Every year Colorado Mountain College, the fine institution I find myself a student at, offers international trips. This year there’s a trip to Guatemala to experience the local art and learn about the previously resolved bloody conflict that ravaged the people there. I never had any particular interest in that part of the world; however I do have an insatiable thirst for traveling. So naturally, when such a trip was offered I jumped on the opportunity.
After I registered for the trip it slipped to the back of my mind.
That is until this past week, when I received an e-mail from my instructors. In it were the time and place of our first meeting along with the first set of pre-trip reading materials. These included an over view of the conflict in Guatemala as well as a book with testimonials from women who lived through the war. Both of these reading struck a chord deep within my heart.
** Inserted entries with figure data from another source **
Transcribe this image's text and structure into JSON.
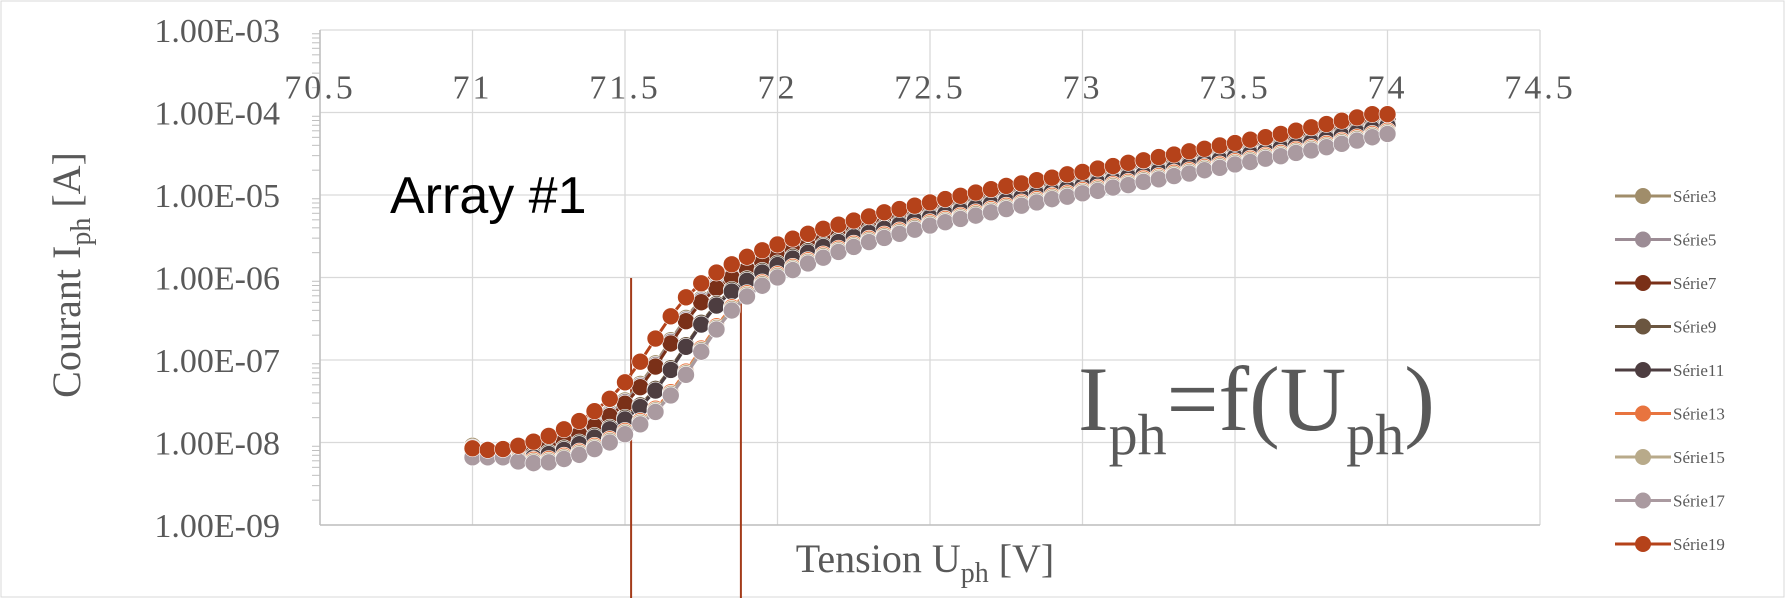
{
  "chart_data": {
    "type": "line",
    "xlabel": "Tension U",
    "xlabel_sub": "ph",
    "xlabel_unit": " [V]",
    "ylabel": "Courant I",
    "ylabel_sub": "ph",
    "ylabel_unit": " [A]",
    "y_scale": "log",
    "ylim": [
      1e-09,
      0.001
    ],
    "xlim": [
      70.5,
      74.5
    ],
    "x_ticks": [
      "70.5",
      "71",
      "71.5",
      "72",
      "72.5",
      "73",
      "73.5",
      "74",
      "74.5"
    ],
    "y_ticks": [
      "1.00E-03",
      "1.00E-04",
      "1.00E-05",
      "1.00E-06",
      "1.00E-07",
      "1.00E-08",
      "1.00E-09"
    ],
    "grid": true,
    "legend_position": "right",
    "annotations": {
      "array_label": "Array #1",
      "formula_main": "I",
      "formula_sub1": "ph",
      "formula_mid": "=f(U",
      "formula_sub2": "ph",
      "formula_end": ")"
    },
    "vertical_markers": [
      71.52,
      71.88
    ],
    "x": [
      71.0,
      71.05,
      71.1,
      71.15,
      71.2,
      71.25,
      71.3,
      71.35,
      71.4,
      71.45,
      71.5,
      71.55,
      71.6,
      71.65,
      71.7,
      71.75,
      71.8,
      71.85,
      71.9,
      71.95,
      72.0,
      72.05,
      72.1,
      72.15,
      72.2,
      72.25,
      72.3,
      72.35,
      72.4,
      72.45,
      72.5,
      72.55,
      72.6,
      72.65,
      72.7,
      72.75,
      72.8,
      72.85,
      72.9,
      72.95,
      73.0,
      73.05,
      73.1,
      73.15,
      73.2,
      73.25,
      73.3,
      73.35,
      73.4,
      73.45,
      73.5,
      73.55,
      73.6,
      73.65,
      73.7,
      73.75,
      73.8,
      73.85,
      73.9,
      73.95,
      74.0
    ],
    "series_log10_offsets": [
      0.06,
      0.04,
      0.02,
      0.0,
      -0.02,
      -0.04,
      -0.06,
      -0.08,
      0.08
    ],
    "series_x_shifts": [
      0.0,
      0.02,
      -0.02,
      0.04,
      0.06,
      0.08,
      0.1,
      0.12,
      -0.04
    ],
    "series": [
      {
        "name": "Série3",
        "color": "#a08d6a"
      },
      {
        "name": "Série5",
        "color": "#9c8c95"
      },
      {
        "name": "Série7",
        "color": "#7a3018"
      },
      {
        "name": "Série9",
        "color": "#6b5640"
      },
      {
        "name": "Série11",
        "color": "#4d3d40"
      },
      {
        "name": "Série13",
        "color": "#e8743f"
      },
      {
        "name": "Série15",
        "color": "#b8aa8a"
      },
      {
        "name": "Série17",
        "color": "#aa9aa0"
      },
      {
        "name": "Série19",
        "color": "#b5421a"
      }
    ],
    "reference_curve_log10": [
      -8.1,
      -8.15,
      -8.17,
      -8.16,
      -8.12,
      -8.07,
      -8.0,
      -7.92,
      -7.82,
      -7.7,
      -7.55,
      -7.35,
      -7.1,
      -6.82,
      -6.55,
      -6.32,
      -6.15,
      -6.02,
      -5.92,
      -5.83,
      -5.75,
      -5.68,
      -5.61,
      -5.55,
      -5.49,
      -5.44,
      -5.39,
      -5.34,
      -5.29,
      -5.25,
      -5.21,
      -5.17,
      -5.13,
      -5.09,
      -5.05,
      -5.01,
      -4.97,
      -4.94,
      -4.9,
      -4.87,
      -4.83,
      -4.8,
      -4.76,
      -4.73,
      -4.69,
      -4.66,
      -4.62,
      -4.59,
      -4.55,
      -4.52,
      -4.48,
      -4.45,
      -4.41,
      -4.38,
      -4.34,
      -4.3,
      -4.26,
      -4.22,
      -4.18,
      -4.14,
      -4.1
    ]
  }
}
For those of you who don’t know, this is what happened in Guatemala. In 1960, the American CIA funded a military coup in Guatemala to over throw the democratically elected government. Under the guise of protecting the world from communism, the Guatemala military backed by the US government proceeded to kill over 200,000 of the local population, most of them indigenous Mayan people. It is now obvious that the entire military takeover was an effort of American big business to protect their foreign lands, as much of it was being threatened under the policies of Guatemala’s democratic government. The War ended in 1996 when all the guerilla groups had formed one party known as the URNG, and signed a peace agreement with the newly restored democratic government.
It is events like this that make me ashamed of the American government, and I hope a deeper understanding of the conflict will help to ease my second hand guilt over the acts of my government.
Our trip will take place March first through the eleventh, with meetings every Friday until then, and I will be posting updates here until the conclusion of the trip.